If he called someone “boy,” then it was the clearest sign that a mutual trust and appreciation had formed. Plenty of people in the business butted heads with Connery at one time or another, and for better or worse, but he wasn’t a happy chappy when the shoe was placed on the other foot and a co-star buried themselves right under his skin.
Director Jean-Jacques Annaud’s period-set literary adaptation, The Name of the Rose, was a critical and commercial hit, and Connery won a ‘Best Actor’ Bafta for his performance as William of Baskerville, a 14th-century monk who investigates a string of suspicious deaths in an effort to root out the culprit.
In a case of life imitating art, his onscreen nemesis, Bernardo Gui, was played by F Murray Abraham, who also became a constant thorn in Connery’s side when the cameras weren’t rolling.

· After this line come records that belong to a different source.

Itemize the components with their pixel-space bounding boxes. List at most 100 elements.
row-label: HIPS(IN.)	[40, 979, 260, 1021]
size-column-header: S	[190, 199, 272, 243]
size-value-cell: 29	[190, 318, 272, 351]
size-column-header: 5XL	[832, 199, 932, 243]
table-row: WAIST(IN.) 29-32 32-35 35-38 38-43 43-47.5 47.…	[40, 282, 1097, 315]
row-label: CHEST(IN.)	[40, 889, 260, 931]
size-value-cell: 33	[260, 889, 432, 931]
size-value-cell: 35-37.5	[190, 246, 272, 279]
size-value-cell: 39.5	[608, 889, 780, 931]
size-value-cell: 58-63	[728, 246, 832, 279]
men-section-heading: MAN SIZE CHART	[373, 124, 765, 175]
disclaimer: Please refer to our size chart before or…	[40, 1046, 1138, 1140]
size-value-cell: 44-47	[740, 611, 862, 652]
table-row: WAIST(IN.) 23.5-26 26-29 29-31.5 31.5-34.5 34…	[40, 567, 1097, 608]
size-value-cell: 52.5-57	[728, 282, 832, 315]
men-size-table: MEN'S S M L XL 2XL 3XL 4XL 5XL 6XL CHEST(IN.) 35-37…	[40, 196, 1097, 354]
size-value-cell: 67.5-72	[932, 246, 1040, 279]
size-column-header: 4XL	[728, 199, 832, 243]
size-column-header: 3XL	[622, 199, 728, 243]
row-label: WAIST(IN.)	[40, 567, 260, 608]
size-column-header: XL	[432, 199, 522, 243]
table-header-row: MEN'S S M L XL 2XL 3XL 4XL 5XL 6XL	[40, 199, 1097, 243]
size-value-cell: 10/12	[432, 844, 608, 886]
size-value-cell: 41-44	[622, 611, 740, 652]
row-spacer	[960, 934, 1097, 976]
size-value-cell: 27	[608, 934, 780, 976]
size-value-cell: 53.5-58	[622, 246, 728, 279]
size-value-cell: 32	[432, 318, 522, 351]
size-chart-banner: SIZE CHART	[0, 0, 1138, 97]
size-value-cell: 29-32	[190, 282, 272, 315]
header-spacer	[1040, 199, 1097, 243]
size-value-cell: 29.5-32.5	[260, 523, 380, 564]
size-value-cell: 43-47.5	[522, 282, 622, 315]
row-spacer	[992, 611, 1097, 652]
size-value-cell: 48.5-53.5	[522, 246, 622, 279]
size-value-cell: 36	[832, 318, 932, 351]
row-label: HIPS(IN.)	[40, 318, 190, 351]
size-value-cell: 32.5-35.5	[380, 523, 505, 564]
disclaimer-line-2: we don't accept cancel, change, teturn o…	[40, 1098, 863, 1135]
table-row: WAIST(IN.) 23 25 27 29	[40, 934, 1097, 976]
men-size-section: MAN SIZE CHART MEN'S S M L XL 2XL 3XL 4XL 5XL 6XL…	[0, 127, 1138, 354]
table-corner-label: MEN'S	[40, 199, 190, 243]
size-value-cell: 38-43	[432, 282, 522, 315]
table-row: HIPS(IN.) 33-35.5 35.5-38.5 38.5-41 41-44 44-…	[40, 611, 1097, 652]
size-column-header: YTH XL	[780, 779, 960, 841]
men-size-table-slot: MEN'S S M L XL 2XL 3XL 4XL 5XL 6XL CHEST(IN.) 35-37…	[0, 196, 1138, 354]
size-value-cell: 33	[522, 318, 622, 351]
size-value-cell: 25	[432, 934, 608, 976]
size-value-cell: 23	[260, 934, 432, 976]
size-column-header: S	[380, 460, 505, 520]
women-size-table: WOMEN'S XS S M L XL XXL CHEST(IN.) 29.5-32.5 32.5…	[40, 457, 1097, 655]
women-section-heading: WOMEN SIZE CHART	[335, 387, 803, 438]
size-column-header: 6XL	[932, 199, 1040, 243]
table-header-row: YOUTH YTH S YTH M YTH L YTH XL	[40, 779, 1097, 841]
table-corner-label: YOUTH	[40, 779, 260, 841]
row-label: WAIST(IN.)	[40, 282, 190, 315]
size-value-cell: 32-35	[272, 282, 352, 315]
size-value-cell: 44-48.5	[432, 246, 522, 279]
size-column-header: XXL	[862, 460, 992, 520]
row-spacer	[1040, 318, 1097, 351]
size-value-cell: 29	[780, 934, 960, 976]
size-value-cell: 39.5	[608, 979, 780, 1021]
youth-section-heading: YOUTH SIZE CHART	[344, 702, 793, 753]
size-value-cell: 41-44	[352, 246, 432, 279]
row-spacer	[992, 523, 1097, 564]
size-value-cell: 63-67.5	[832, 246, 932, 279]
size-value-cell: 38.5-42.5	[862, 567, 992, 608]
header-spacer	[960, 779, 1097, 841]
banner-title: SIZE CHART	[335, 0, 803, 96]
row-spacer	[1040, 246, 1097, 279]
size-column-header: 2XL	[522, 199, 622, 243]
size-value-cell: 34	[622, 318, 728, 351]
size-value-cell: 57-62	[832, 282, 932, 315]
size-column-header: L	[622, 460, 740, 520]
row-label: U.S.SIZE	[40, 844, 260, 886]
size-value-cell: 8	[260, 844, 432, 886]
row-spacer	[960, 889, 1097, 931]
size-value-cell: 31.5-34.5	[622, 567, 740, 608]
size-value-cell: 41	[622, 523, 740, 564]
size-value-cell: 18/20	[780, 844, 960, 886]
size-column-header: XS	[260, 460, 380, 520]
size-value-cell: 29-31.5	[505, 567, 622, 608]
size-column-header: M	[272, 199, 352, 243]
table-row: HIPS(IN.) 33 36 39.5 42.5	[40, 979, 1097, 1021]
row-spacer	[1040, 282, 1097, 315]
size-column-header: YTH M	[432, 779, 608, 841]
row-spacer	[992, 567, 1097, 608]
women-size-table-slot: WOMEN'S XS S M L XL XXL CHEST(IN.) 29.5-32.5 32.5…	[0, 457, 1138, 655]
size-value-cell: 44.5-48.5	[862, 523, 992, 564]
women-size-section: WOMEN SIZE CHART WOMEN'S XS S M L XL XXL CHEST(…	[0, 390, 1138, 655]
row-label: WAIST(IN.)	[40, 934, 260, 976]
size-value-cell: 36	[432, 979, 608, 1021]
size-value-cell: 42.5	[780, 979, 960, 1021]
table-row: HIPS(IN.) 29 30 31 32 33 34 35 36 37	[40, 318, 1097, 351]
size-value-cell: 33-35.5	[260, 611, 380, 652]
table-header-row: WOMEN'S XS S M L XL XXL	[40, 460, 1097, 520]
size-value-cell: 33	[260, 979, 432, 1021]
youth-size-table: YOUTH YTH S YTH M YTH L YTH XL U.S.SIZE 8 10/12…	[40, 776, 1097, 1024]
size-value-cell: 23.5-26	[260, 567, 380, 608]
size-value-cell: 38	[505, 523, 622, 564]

His previous picture, Amadeus, had won him the Academy Award for ‘Best Actor’, and he was starting to believe his own hype.
“Everybody warned me that Sean Connery was impossible and an extremely difficult character. He was an absolute dream, and I got on with him fantastically,” Annaud said. “My only bad memory of an actor across my whole career, and I’ve directed, I think, thousands of actors, was F Murray Abraham, who played the inquisitor.”

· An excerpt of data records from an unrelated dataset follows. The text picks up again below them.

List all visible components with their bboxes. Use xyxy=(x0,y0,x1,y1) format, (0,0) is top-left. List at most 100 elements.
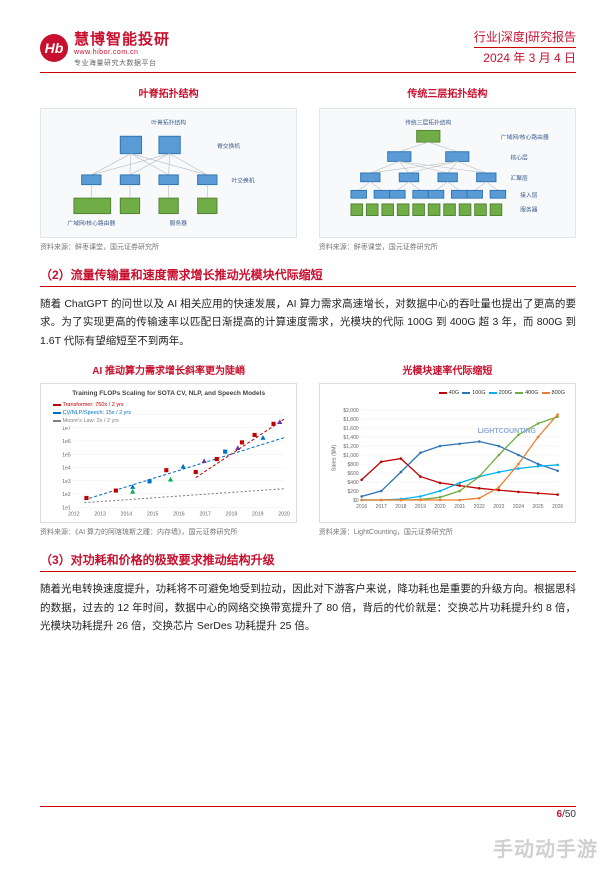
svg-text:1e6: 1e6 xyxy=(62,439,71,445)
section2-heading: （2）流量传输量和速度需求增长推动光模块代际缩短 xyxy=(40,266,576,287)
chart-left-subtitle: Training FLOPs Scaling for SOTA CV, NLP,… xyxy=(45,388,292,399)
svg-text:$1,200: $1,200 xyxy=(343,444,359,450)
svg-text:2018: 2018 xyxy=(226,512,238,518)
chart-left-col: AI 推动算力需求增长斜率更为陡峭 Training FLOPs Scaling… xyxy=(40,362,297,537)
topology-diagram-row: 叶脊拓扑结构 叶脊拓扑结构 脊交换机 叶交 xyxy=(40,85,576,252)
svg-text:2015: 2015 xyxy=(147,512,159,518)
optical-module-line-chart: 40G100G200G400G800G $0$200$400$600$800$1… xyxy=(319,383,576,523)
svg-text:2022: 2022 xyxy=(473,504,484,510)
diag-caption: 叶脊拓扑结构 xyxy=(151,119,186,127)
wan-label: 广域网/核心路由器 xyxy=(501,133,549,141)
svg-text:2013: 2013 xyxy=(94,512,106,518)
access-node xyxy=(490,190,505,198)
links xyxy=(370,161,486,173)
access-node xyxy=(389,190,404,198)
chart-left-title: AI 推动算力需求增长斜率更为陡峭 xyxy=(40,362,297,377)
svg-text:2026: 2026 xyxy=(552,504,563,510)
svg-text:1e2: 1e2 xyxy=(62,492,71,498)
svg-text:2020: 2020 xyxy=(278,512,290,518)
leaf-label: 叶交换机 xyxy=(231,177,254,185)
chart-right-title: 光模块速率代际缩短 xyxy=(319,362,576,377)
svg-text:1e5: 1e5 xyxy=(62,452,71,458)
links2 xyxy=(91,185,207,199)
core-label: 核心层 xyxy=(510,153,528,161)
wan-label: 广域网/核心路由器 xyxy=(67,219,115,227)
diagram-right-col: 传统三层拓扑结构 传统三层拓扑结构 广域网/核心路由器 核心层 xyxy=(319,85,576,252)
links xyxy=(91,154,207,175)
wan-node xyxy=(74,198,111,213)
page-header: Hb 慧博智能投研 www.hibor.com.cn 专业海量研究大数据平台 行… xyxy=(40,28,576,73)
logo-domain: www.hibor.com.cn xyxy=(74,49,170,56)
agg-node xyxy=(476,173,495,182)
svg-text:$600: $600 xyxy=(347,471,358,477)
access-node xyxy=(467,190,482,198)
chart-right-col: 光模块速率代际缩短 40G100G200G400G800G $0$200$400… xyxy=(319,362,576,537)
spine-node xyxy=(159,136,180,153)
svg-text:$800: $800 xyxy=(347,462,358,468)
svg-text:2024: 2024 xyxy=(513,504,524,510)
chart-row: AI 推动算力需求增长斜率更为陡峭 Training FLOPs Scaling… xyxy=(40,362,576,537)
svg-text:$200: $200 xyxy=(347,489,358,495)
svg-text:$2,000: $2,000 xyxy=(343,408,359,414)
svg-text:2021: 2021 xyxy=(454,504,465,510)
access-node xyxy=(413,190,428,198)
access-node xyxy=(351,190,366,198)
spine-node xyxy=(120,136,141,153)
svg-text:Sales ($M): Sales ($M) xyxy=(331,445,337,472)
svg-text:2017: 2017 xyxy=(199,512,211,518)
watermark-text: 手动动手游 xyxy=(493,833,598,862)
section2-body: 随着 ChatGPT 的问世以及 AI 相关应用的快速发展，AI 算力需求高速增… xyxy=(40,295,576,350)
server-label: 服务器 xyxy=(170,219,188,227)
section3-heading: （3）对功耗和价格的极致要求推动结构升级 xyxy=(40,551,576,572)
logo-block: Hb 慧博智能投研 www.hibor.com.cn 专业海量研究大数据平台 xyxy=(40,28,170,68)
three-tier-diagram: 传统三层拓扑结构 广域网/核心路由器 核心层 汇聚层 xyxy=(319,108,576,238)
leaf-spine-diagram: 叶脊拓扑结构 脊交换机 叶交换机 xyxy=(40,108,297,238)
doc-date: 2024 年 3 月 4 日 xyxy=(474,47,576,66)
core-node xyxy=(387,152,410,162)
svg-text:2012: 2012 xyxy=(68,512,80,518)
svg-text:$1,400: $1,400 xyxy=(343,435,359,441)
flops-scatter-chart: Training FLOPs Scaling for SOTA CV, NLP,… xyxy=(40,383,297,523)
wan-node xyxy=(416,130,439,142)
svg-text:2023: 2023 xyxy=(493,504,504,510)
svg-text:2018: 2018 xyxy=(395,504,406,510)
diagram-left-col: 叶脊拓扑结构 叶脊拓扑结构 脊交换机 叶交 xyxy=(40,85,297,252)
svg-text:1e3: 1e3 xyxy=(62,479,71,485)
leaf-node xyxy=(198,175,217,185)
spine-label: 脊交换机 xyxy=(217,142,240,150)
access-label: 接入层 xyxy=(520,191,538,199)
agg-node xyxy=(438,173,457,182)
chart-left-legend: Transformer: 750x / 2 yrs CV/NLP/Speech:… xyxy=(51,400,133,427)
svg-text:2019: 2019 xyxy=(415,504,426,510)
server-node xyxy=(198,198,217,213)
core-node xyxy=(445,152,468,162)
diagram-left-source: 资料来源：鲜枣课堂，国元证券研究所 xyxy=(40,242,297,252)
diagram-right-source: 资料来源：鲜枣课堂，国元证券研究所 xyxy=(319,242,576,252)
svg-text:LIGHTCOUNTING: LIGHTCOUNTING xyxy=(477,428,536,435)
svg-text:2014: 2014 xyxy=(121,512,133,518)
agg-label: 汇聚层 xyxy=(510,174,528,182)
diagram-left-title: 叶脊拓扑结构 xyxy=(40,85,297,100)
access-node xyxy=(428,190,443,198)
access-node xyxy=(451,190,466,198)
svg-text:$400: $400 xyxy=(347,480,358,486)
header-right: 行业|深度|研究报告 2024 年 3 月 4 日 xyxy=(474,28,576,66)
page-total: 50 xyxy=(565,809,576,820)
svg-text:2016: 2016 xyxy=(356,504,367,510)
links2 xyxy=(358,182,497,191)
svg-text:$1,000: $1,000 xyxy=(343,453,359,459)
svg-text:2020: 2020 xyxy=(434,504,445,510)
leaf-node xyxy=(120,175,139,185)
server-label: 服务器 xyxy=(520,206,538,214)
section3-body: 随着光电转换速度提升，功耗将不可避免地受到拉动，因此对下游客户来说，降功耗也是重… xyxy=(40,580,576,635)
agg-node xyxy=(399,173,418,182)
leaf-node xyxy=(159,175,178,185)
servers xyxy=(351,204,502,216)
server-node xyxy=(120,198,139,213)
page-footer: 6/50 xyxy=(40,806,576,820)
svg-text:$1,600: $1,600 xyxy=(343,426,359,432)
agg-node xyxy=(360,173,379,182)
logo-main: 慧博智能投研 xyxy=(74,28,170,49)
svg-text:2016: 2016 xyxy=(173,512,185,518)
logo-slogan: 专业海量研究大数据平台 xyxy=(74,58,170,68)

“He was terrible, not so much with me, but rather with Sean,” the director explained. “He would say, ‘I’ve got the Oscar, and he’s an old idiot’. They would both arrive late because Sean didn’t want to wait for F Murray, and F Murray didn’t want to wait for Sean. It was like the school playground.” In fact, things got so bad that the latter tried to take drastic action.
Annaud even revealed that Connery hated him to such an extent that he launched a petition to have him forcibly removed from the Screen Actors Guild, but those pleas fell on deaf ears. In hindsight, Abraham admitted he “started to really believe some of the reviews I was getting,” and it went to his head on The Name of the Rose. Ironically, given his criticism of Connery, the star’s next movie was The Untouchables, which won him an Oscar of his own.